A 1943 lithograph by Benton Spruance, Riders of the Apocalypse, brought $22,800, within the estimate of $20,000/30,000, and a ca. 1920 color aquatint and etching, Cat, by Tsuguharu Foujita, sold for $16,800 (estimate: $5,000/8,000).
However, a 1942 pen and ink Seated Young Woman (Monique) by Henri Matisse, which carried an estimate of $200,000/300,000, failed to sell. Among other buy-ins was an 1897–98 color lithograph by Paul Signac, Port of Saint-Tropez, which was estimated at $20,000/30,000.
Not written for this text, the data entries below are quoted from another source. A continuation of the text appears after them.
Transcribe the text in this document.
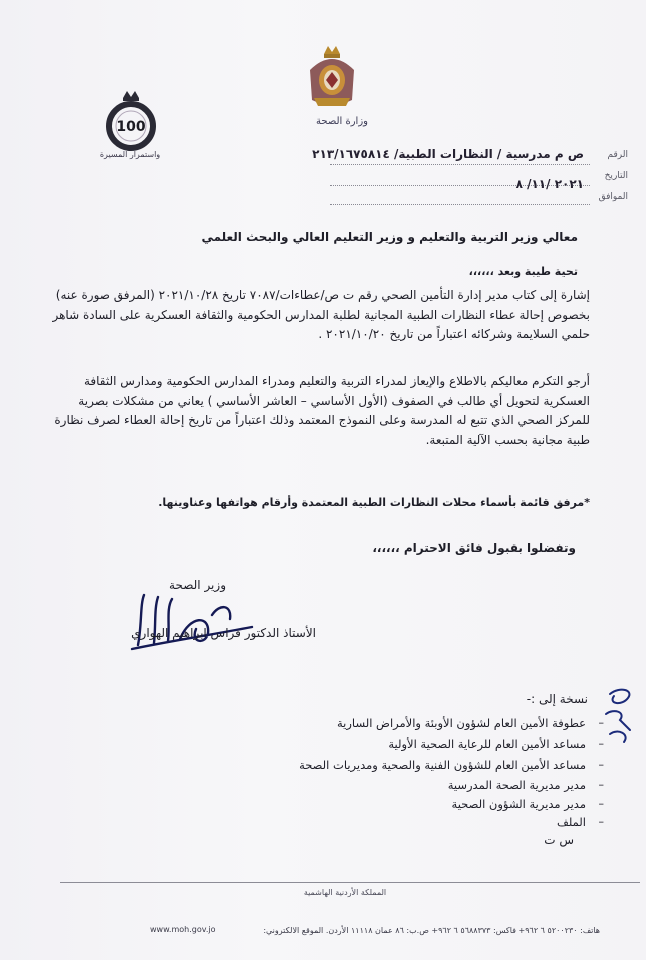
وزارة الصحة
100
واستمرار المسيرة	الرقم
ص م مدرسية / النظارات الطبية/ ٢١٣/١٦٧٥٨١٤
التاريخ
٢٠٢١ /١١/ ٨
الموافق
معالي وزير التربية والتعليم و وزير التعليم العالي والبحث العلمي
تحية طيبة وبعد ،،،،،،
إشارة إلى كتاب مدير إدارة التأمين الصحي رقم ت ص/عطاءات/٧٠٨٧ تاريخ ٢٠٢١/١٠/٢٨ (المرفق صورة عنه) بخصوص إحالة عطاء النظارات الطبية المجانية لطلبة المدارس الحكومية والثقافة العسكرية على السادة شاهر حلمي السلايمة وشركائه اعتباراً من تاريخ ٢٠٢١/١٠/٢٠ .
أرجو التكرم معاليكم بالاطلاع والإيعاز لمدراء التربية والتعليم ومدراء المدارس الحكومية ومدارس الثقافة العسكرية لتحويل أي طالب في الصفوف (الأول الأساسي – العاشر الأساسي ) يعاني من مشكلات بصرية للمركز الصحي الذي تتبع له المدرسة وعلى النموذج المعتمد وذلك اعتباراً من تاريخ إحالة العطاء لصرف نظارة طبية مجانية بحسب الآلية المتبعة.
*مرفق قائمة بأسماء محلات النظارات الطبية المعتمدة وأرقام هواتفها وعناوينها.
وتفضلوا بقبول فائق الاحترام ،،،،،،
وزير الصحة
الأستاذ الدكتور فراس ابراهيم الهواري
نسخة إلى :-
–
عطوفة الأمين العام لشؤون الأوبئة والأمراض السارية
–
مساعد الأمين العام للرعاية الصحية الأولية
–
مساعد الأمين العام للشؤون الفنية والصحية ومديريات الصحة
–
مدير مديرية الصحة المدرسية
–
مدير مديرية الشؤون الصحية
–
الملف
س ت
المملكة الأردنية الهاشمية
هاتف: ٥٢٠٠٢٣٠ ٦ ٩٦٢+ فاكس: ٥٦٨٨٣٧٣ ٦ ٩٦٢+ ص.ب: ٨٦ عمان ١١١١٨ الأردن. الموقع الالكتروني:
www.moh.gov.jo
Overall, 398 (or 73 percent) of the 542 lots in the auction found buyers, producing an overall total of $1.4 million, below the $1.8 million/2.7 million estimate. Swann’s head of prints and drawings, Todd Weyman, told ARTnewsletter that the sale showed “there continues to be selective buying going on,” adding that “higher-end material carried the sale,” because much of the “lower- range material did not perform very well.”
The New York City–themed sale was strong for the drypoint prints of Martin Lewis (1881–1962), an Australian-born artist. There were 13 of his prints in all, and they sold well, led by Shadow Dance, 1930, which earned $50,400. This was not only well above the $20,000/30,000 estimate—as well as the highest price in the auction and an auction record for any work by the artist. Another Lewis drypoint, Stoops in Snow, 1930, brought $33,600 (estimate: $20,000/30,000), while his 1934 Winter on White Street earned $28,800 (estimate: $18,000/22,000) and Little Penthouse, 1931, fetched $26,400 (estimate $15,000/20,000).
Three Childe Hassam etchings all outperformed their estimates—the 1916 work Fifth Avenue, Noon sold for $18,000, clearing the estimate of $10,000/15,000), while Washington’s Birthday, Fifth Avenue and 23rd Street, 1916, sold for $14,400, against an estimate of $8,000/12,000, and The Billboards, New York, 1896, brought $10,200 (estimate: $4,000/6,000). Brownstone Houses, New York, ca. 1937, a watercolor by George Grosz, drew $13,200 (estimate: $8,000/12,000). Edward Hopper’s etching Night Shadows, 1921, earned $38,400 (estimate: $30,000/50,000).
Overall, the sale earned $637,461, within the $567,700/847,350 estimate. In all, 154 (or 67 percent) of the 231 lots were sold. Most of the higher-estimated lots found buyers, although there were some exceptions including Charles Sheeler’s lithograph The Delmonico Building, 1926, which had an estimate of $15,000/20,000, and Reginald Marsh’s 1938 watercolor Tugboats near the Brooklyn Bridge which was estimated at $12,000/18,000.